Później były „Book-o-Mat”, „Readomatic”, a nawet „Biblio-Mat”, w Stanach Zjednoczonych, Japonii, Hiszpanii, Szwecji itd. Jedna z firm obstawiająca książkomatami lotnisko Heathrow, zbankrutowała.

www.le-furet-du-retail.com
Czy jest to dobry pomysł na promocję czytelnictwa? Na pewno jakaś próba. Czy słoń nie urodzi mrówki? Obawiam się, że tak się właśnie stanie. Nie macie wrażenia, że ten sposób zakupu jakoś gryzie się z książką? I intuicją? I intymnością? Do głosu dochodzi moja konserwatywna druga twarz. Rynek książek od lat wykorzystuje tę metodę, bez spektakularnych osiągnięć. To, co naprawdę nakręca sprzedaż w maszynach to oferta bestsellerów i książek z jakąś sensacyjną otoczką. Jest w książkomatach coś, co przypomina mi o białych słoniach tajskich królów: skarby hodowców, pociągające za sobą ogromne koszty. Czy więcej nie ugrają wirtualne książkomaty Amazona i Google'a? A może, a może ci ostatni traktują książki jako coś pobocznego i w końcu zgubi ich brak intuicji? Może książkomat jest ostatecznie skuteczną pomocą w znalezieniu książki?


Żródło:
http://www.huffingtonpost.com/

5 komentarzy:

  1. Słyszałam już o tym, że ksiązkomat stanął w Krakowie. Nie przebywam na lotnisku, ale jakby był jeszcze w innych miejscach, to wcale nie byłoby to takie złe. Jak dla mnie super inicjatywa ;)
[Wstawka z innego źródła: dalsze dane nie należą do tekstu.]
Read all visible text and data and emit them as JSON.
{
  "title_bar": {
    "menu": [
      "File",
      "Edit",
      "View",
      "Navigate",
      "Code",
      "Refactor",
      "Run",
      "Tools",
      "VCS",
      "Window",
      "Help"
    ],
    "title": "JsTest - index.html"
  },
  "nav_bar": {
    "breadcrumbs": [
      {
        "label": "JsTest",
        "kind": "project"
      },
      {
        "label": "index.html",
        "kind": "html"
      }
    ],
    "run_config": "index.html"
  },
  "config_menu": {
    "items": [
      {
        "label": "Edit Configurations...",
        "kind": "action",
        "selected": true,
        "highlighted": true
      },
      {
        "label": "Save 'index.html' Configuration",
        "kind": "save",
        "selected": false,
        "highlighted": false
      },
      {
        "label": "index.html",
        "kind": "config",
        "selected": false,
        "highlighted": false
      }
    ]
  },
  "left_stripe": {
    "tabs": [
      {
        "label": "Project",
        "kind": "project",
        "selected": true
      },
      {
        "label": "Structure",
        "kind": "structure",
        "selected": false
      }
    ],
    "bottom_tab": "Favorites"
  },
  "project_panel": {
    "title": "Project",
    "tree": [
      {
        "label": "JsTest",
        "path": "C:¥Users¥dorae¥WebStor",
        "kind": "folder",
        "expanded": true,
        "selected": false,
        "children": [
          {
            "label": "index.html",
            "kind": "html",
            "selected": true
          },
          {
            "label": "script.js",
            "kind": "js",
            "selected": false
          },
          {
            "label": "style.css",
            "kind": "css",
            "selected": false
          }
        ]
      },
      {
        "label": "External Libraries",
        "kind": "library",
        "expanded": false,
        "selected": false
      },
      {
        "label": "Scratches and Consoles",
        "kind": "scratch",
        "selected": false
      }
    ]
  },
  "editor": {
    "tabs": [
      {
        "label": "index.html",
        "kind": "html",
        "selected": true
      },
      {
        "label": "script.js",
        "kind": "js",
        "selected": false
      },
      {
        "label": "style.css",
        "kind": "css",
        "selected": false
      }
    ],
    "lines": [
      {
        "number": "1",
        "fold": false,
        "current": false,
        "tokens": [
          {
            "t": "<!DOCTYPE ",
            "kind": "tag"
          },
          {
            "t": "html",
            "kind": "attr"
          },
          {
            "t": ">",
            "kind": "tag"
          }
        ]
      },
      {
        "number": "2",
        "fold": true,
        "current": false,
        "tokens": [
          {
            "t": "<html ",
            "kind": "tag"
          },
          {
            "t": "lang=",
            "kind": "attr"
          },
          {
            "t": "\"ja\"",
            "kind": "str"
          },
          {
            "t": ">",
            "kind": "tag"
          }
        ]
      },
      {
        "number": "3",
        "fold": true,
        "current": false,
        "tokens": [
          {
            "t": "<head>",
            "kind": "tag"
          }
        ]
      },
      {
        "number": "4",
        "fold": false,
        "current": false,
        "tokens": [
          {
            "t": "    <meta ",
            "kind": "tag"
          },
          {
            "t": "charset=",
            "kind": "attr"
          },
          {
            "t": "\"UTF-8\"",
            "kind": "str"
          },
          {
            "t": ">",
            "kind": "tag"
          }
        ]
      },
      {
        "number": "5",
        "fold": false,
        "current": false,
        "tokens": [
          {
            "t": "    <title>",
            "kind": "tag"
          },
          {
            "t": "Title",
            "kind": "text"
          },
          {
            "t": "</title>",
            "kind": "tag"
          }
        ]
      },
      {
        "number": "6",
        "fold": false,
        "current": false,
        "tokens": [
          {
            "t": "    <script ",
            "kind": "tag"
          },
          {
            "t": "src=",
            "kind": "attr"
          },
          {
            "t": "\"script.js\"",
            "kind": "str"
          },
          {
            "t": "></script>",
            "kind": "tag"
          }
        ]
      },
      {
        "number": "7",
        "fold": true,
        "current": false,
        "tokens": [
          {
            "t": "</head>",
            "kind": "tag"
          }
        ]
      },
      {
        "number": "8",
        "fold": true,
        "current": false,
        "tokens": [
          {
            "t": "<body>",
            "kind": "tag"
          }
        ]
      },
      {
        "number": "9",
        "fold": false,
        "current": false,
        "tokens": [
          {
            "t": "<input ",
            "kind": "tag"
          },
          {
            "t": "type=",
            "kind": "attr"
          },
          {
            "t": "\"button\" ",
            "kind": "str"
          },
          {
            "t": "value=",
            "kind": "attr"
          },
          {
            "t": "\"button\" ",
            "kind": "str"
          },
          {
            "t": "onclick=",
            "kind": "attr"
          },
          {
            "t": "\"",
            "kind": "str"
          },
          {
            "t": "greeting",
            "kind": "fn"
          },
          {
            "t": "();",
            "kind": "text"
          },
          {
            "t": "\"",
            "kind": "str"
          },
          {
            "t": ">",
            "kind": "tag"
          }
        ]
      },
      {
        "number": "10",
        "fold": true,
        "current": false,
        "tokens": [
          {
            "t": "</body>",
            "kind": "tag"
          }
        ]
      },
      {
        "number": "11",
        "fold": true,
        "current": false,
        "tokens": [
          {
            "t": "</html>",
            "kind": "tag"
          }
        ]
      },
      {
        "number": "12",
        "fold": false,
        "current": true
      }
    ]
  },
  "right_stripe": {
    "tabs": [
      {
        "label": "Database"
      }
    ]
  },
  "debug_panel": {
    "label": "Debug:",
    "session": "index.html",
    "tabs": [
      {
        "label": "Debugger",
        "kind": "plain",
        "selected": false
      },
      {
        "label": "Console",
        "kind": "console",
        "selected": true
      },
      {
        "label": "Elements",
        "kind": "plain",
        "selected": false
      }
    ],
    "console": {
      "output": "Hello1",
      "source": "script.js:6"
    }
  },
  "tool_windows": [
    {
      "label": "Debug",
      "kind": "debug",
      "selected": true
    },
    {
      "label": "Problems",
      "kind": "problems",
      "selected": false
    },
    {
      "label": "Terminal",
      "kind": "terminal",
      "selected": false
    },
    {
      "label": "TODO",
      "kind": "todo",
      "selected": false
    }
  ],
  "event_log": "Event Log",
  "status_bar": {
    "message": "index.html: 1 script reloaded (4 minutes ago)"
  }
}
    Pozdrawiam i zapraszam do siebie ;)
    http://tylkomagiaslowa.blogspot.com/

    OdpowiedzUsuń
  2. Po pierwsze świetny tekst! Też mam zagwozdkę, bo z jednej strony ciśnie się niech ludzie czytają cokolwiek, bo to wywołuje nawyk czytania. Z drugiej jest świadomość, że zła literatura psuje czytelnika. Świetnie by było, gdyby w ofercie było i coś ambitniejszego, i bestseller. Na lotniskach szwedzkich można zaopatrzyć się we wszelkiego rodzaju tytuły. I to nie tylko zupełne nowości. Stawiają tam raczej na wydania kieszonkowe.